The Padres had two reasons to give Darvish a six-year contract. One, the extra years lower his competitive balance tax payroll number, which is the average annual value of the contract. Six years and $108 million comes out to $18 million per year, or only the 23rd highest among starting pitchers. We could even consider this a four-year, $108 million contract ($27 million per year, more or less the going rate for a pitcher of Darvish's caliber) with two extra years tacked on for CBT purposes.
And two, San Diego is trying to win in the short-term, while Juan Soto is still under team control (two years until free agency) and others like Bogaerts, Manny Machado, Joe Musgrove, and Fernando Tatis Jr. are in their primes. Retaining Darvish gives the Padres the best chance to win in 2023-24, even if 2026-28 are ugly. The Padres are nothing if not all-in on the present.
Of course, Machado can opt out of his contract after the season, plus Blake Snell is in the final year of contract as well. The Padres could move to extend Machado next, though his opt out would send him out into the open market at age 31, roughly the same age as Aaron Judge this offseason. Convincing Machado to skip on his opt out could require Judge money.

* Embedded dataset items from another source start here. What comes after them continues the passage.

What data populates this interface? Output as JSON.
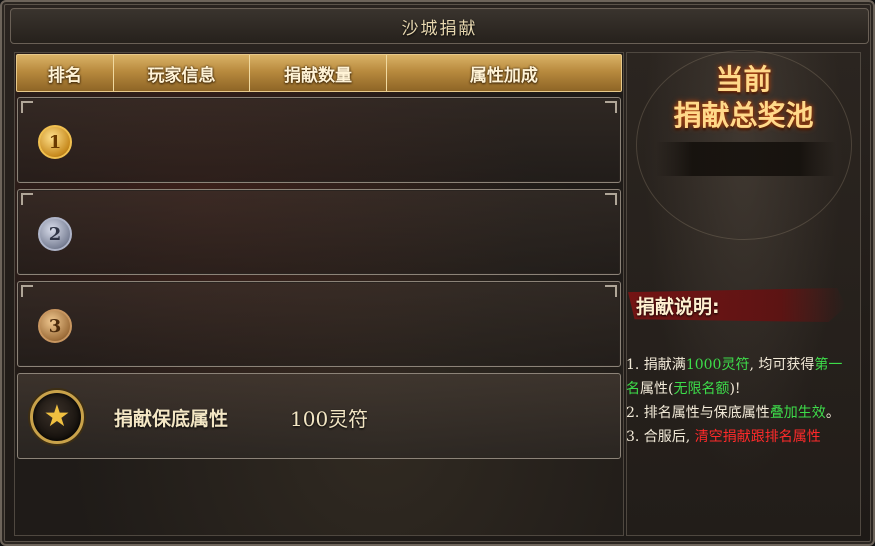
{
  "window": {
    "title": "沙城捐献"
  },
  "table": {
    "headers": [
      "排名",
      "玩家信息",
      "捐献数量",
      "属性加成"
    ],
    "ranks": [
      {
        "medal": "1",
        "tier": "gold"
      },
      {
        "medal": "2",
        "tier": "silver"
      },
      {
        "medal": "3",
        "tier": "bronze"
      }
    ],
    "guarantee": {
      "label": "捐献保底属性",
      "value": "100灵符"
    }
  },
  "pool": {
    "title_line1": "当前",
    "title_line2": "捐献总奖池"
  },
  "description": {
    "title": "捐献说明:",
    "line1_a": "1. 捐献满",
    "line1_b": "1000灵符",
    "line1_c": ", 均可获得",
    "line1_d": "第一",
    "line1_e": "名",
    "line1_f": "属性(",
    "line1_g": "无限名额",
    "line1_h": ")!",
    "line2_a": "2. 排名属性与保底属性",
    "line2_b": "叠加生效",
    "line2_c": "。",
    "line3_a": "3. 合服后, ",
    "line3_b": "清空捐献跟排名属性"
  },
  "colors": {
    "highlight_green": "#3ddc4a",
    "highlight_red": "#ff2a2a",
    "header_gold": "#d9b266"
  },
  "icons": {
    "corners": "ornament-corner-icon",
    "guarantee": "star-icon"
  }
}
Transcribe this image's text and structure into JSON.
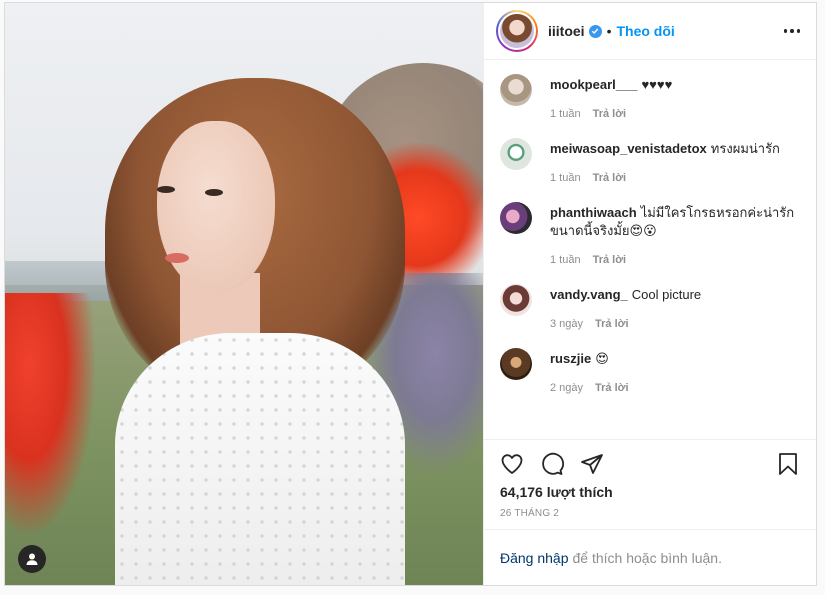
{
  "post": {
    "author": {
      "username": "iiitoei",
      "follow_label": "Theo dõi",
      "separator": "•"
    },
    "comments": [
      {
        "username": "mookpearl___",
        "text": "♥♥♥♥",
        "time": "1 tuần",
        "reply_label": "Trả lời",
        "avatar_color": "#b9a99a"
      },
      {
        "username": "meiwasoap_venistadetox",
        "text": "ทรงผมน่ารัก",
        "time": "1 tuần",
        "reply_label": "Trả lời",
        "avatar_color": "#cfd8cf"
      },
      {
        "username": "phanthiwaach",
        "text": "ไม่มีใครโกรธหรอกค่ะน่ารักขนาดนี้จริงมั้ย😍😮",
        "time": "1 tuần",
        "reply_label": "Trả lời",
        "avatar_color": "#7c5b86"
      },
      {
        "username": "vandy.vang_",
        "text": "Cool picture",
        "time": "3 ngày",
        "reply_label": "Trả lời",
        "avatar_color": "#e7c9c2"
      },
      {
        "username": "ruszjie",
        "text": "😍",
        "time": "2 ngày",
        "reply_label": "Trả lời",
        "avatar_color": "#5a3a22"
      }
    ],
    "likes": "64,176 lượt thích",
    "date": "26 THÁNG 2",
    "login_prompt": {
      "link": "Đăng nhập",
      "rest": "để thích hoặc bình luận."
    }
  },
  "colors": {
    "link_blue": "#0095f6",
    "verified_blue": "#3897f0",
    "muted": "#8e8e8e"
  },
  "icons": [
    "user-tag-icon",
    "verified-icon",
    "more-options-icon",
    "heart-icon",
    "comment-icon",
    "share-icon",
    "bookmark-icon"
  ]
}
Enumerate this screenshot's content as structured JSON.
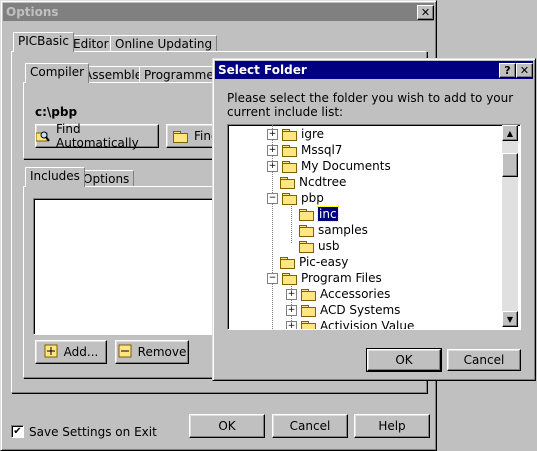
{
  "options_window": {
    "title": "Options",
    "close_label": "✕",
    "tabs": [
      "PICBasic",
      "Editor",
      "Online Updating"
    ],
    "subtabs": [
      "Compiler",
      "Assembler",
      "Programmer"
    ],
    "path": "c:\\pbp",
    "find_auto_label": "Find Automatically",
    "find_manual_label": "Find",
    "lower_tabs": [
      "Includes",
      "Options"
    ],
    "add_label": "Add...",
    "remove_label": "Remove",
    "save_settings_label": "Save Settings on Exit",
    "save_settings_checked": "✔",
    "ok_label": "OK",
    "cancel_label": "Cancel",
    "help_label": "Help"
  },
  "select_folder": {
    "title": "Select Folder",
    "help_label": "?",
    "close_label": "✕",
    "instruction": "Please select the folder you wish to add to your current include list:",
    "tree": [
      {
        "label": "igre",
        "expander": "+"
      },
      {
        "label": "Mssql7",
        "expander": "+"
      },
      {
        "label": "My Documents",
        "expander": "+"
      },
      {
        "label": "Ncdtree",
        "expander": ""
      },
      {
        "label": "pbp",
        "expander": "−"
      },
      {
        "label": "inc",
        "expander": ""
      },
      {
        "label": "samples",
        "expander": ""
      },
      {
        "label": "usb",
        "expander": ""
      },
      {
        "label": "Pic-easy",
        "expander": ""
      },
      {
        "label": "Program Files",
        "expander": "−"
      },
      {
        "label": "Accessories",
        "expander": "+"
      },
      {
        "label": "ACD Systems",
        "expander": "+"
      },
      {
        "label": "Activision Value",
        "expander": "+"
      }
    ],
    "scroll_up": "▲",
    "scroll_down": "▼",
    "ok_label": "OK",
    "cancel_label": "Cancel"
  }
}
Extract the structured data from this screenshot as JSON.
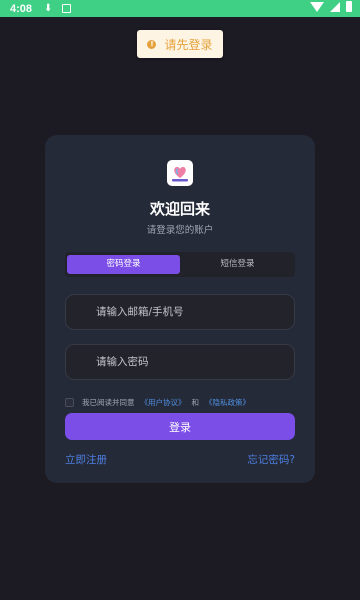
{
  "status_bar": {
    "time": "4:08"
  },
  "toast": {
    "icon": "warning-icon",
    "text": "请先登录"
  },
  "login": {
    "title": "欢迎回来",
    "subtitle": "请登录您的账户",
    "tabs": [
      {
        "label": "密码登录",
        "active": true
      },
      {
        "label": "短信登录",
        "active": false
      }
    ],
    "email_placeholder": "请输入邮箱/手机号",
    "password_placeholder": "请输入密码",
    "agreement": {
      "prefix": "我已阅读并同意",
      "user_agreement": "《用户协议》",
      "and": "和",
      "privacy_policy": "《隐私政策》"
    },
    "login_button": "登录",
    "register_link": "立即注册",
    "forgot_link": "忘记密码?"
  },
  "colors": {
    "background": "#1c1a22",
    "card": "#252a38",
    "accent": "#7b4ee8",
    "link": "#4d7fe0",
    "status_bar": "#3fcf85",
    "toast_text": "#e6a23c"
  }
}
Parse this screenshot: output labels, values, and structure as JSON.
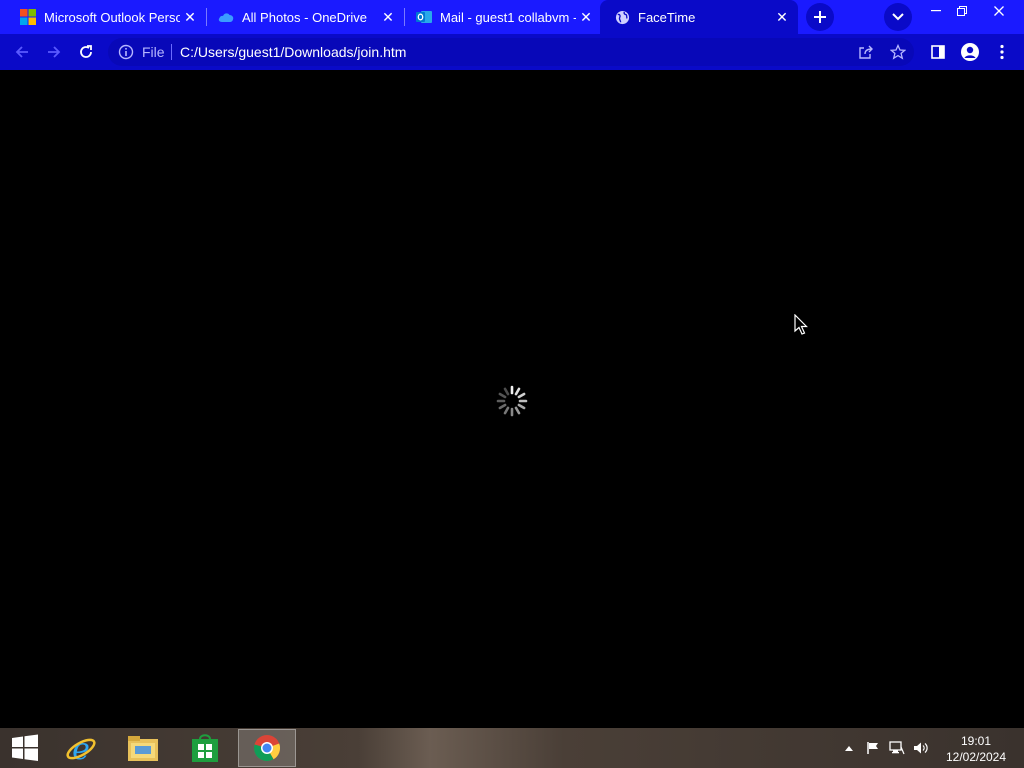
{
  "browser": {
    "tabs": [
      {
        "title": "Microsoft Outlook Person",
        "icon": "microsoft-logo-icon",
        "active": false
      },
      {
        "title": "All Photos - OneDrive",
        "icon": "onedrive-icon",
        "active": false
      },
      {
        "title": "Mail - guest1 collabvm -",
        "icon": "outlook-icon",
        "active": false
      },
      {
        "title": "FaceTime",
        "icon": "globe-icon",
        "active": true
      }
    ],
    "omnibox": {
      "scheme_label": "File",
      "url": "C:/Users/guest1/Downloads/join.htm"
    }
  },
  "page": {
    "state": "loading"
  },
  "taskbar": {
    "apps": [
      "start",
      "internet-explorer",
      "file-explorer",
      "store",
      "chrome"
    ],
    "clock": {
      "time": "19:01",
      "date": "12/02/2024"
    }
  },
  "colors": {
    "tabstrip": "#1a1aff",
    "toolbar": "#0a0ac8",
    "page_background": "#000000"
  }
}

It should be noted Padres GM A.J. Preller ran international scouting for the Texas Rangers when the team originally signed Darvish back in January 2012, so the two have a longstanding relationship. The Padres acquired Darvish from the Chicago Cubs two years ago in a six-player trade that had a lot to do with (but was not entirely about) the Cubs shedding payroll.
Darvish threw 194 2/3 innings with 197 strikeouts and a 3.10 ERA last year. In 10 MLB seasons, his ERA has been 20 percent better than the average pitcher once adjusted for ballpark and the league's offensive environment. Darvish has received Cy Young votes in four seasons and was the runner-up in 2013 and 2020.
FanGraphs estimates San Diego's 2023 CBT payroll at $267.1 million. That is well over the $233 million threshold and close to the $273 million penalty tier that would move their 2023 first-round draft pick back 10 spots.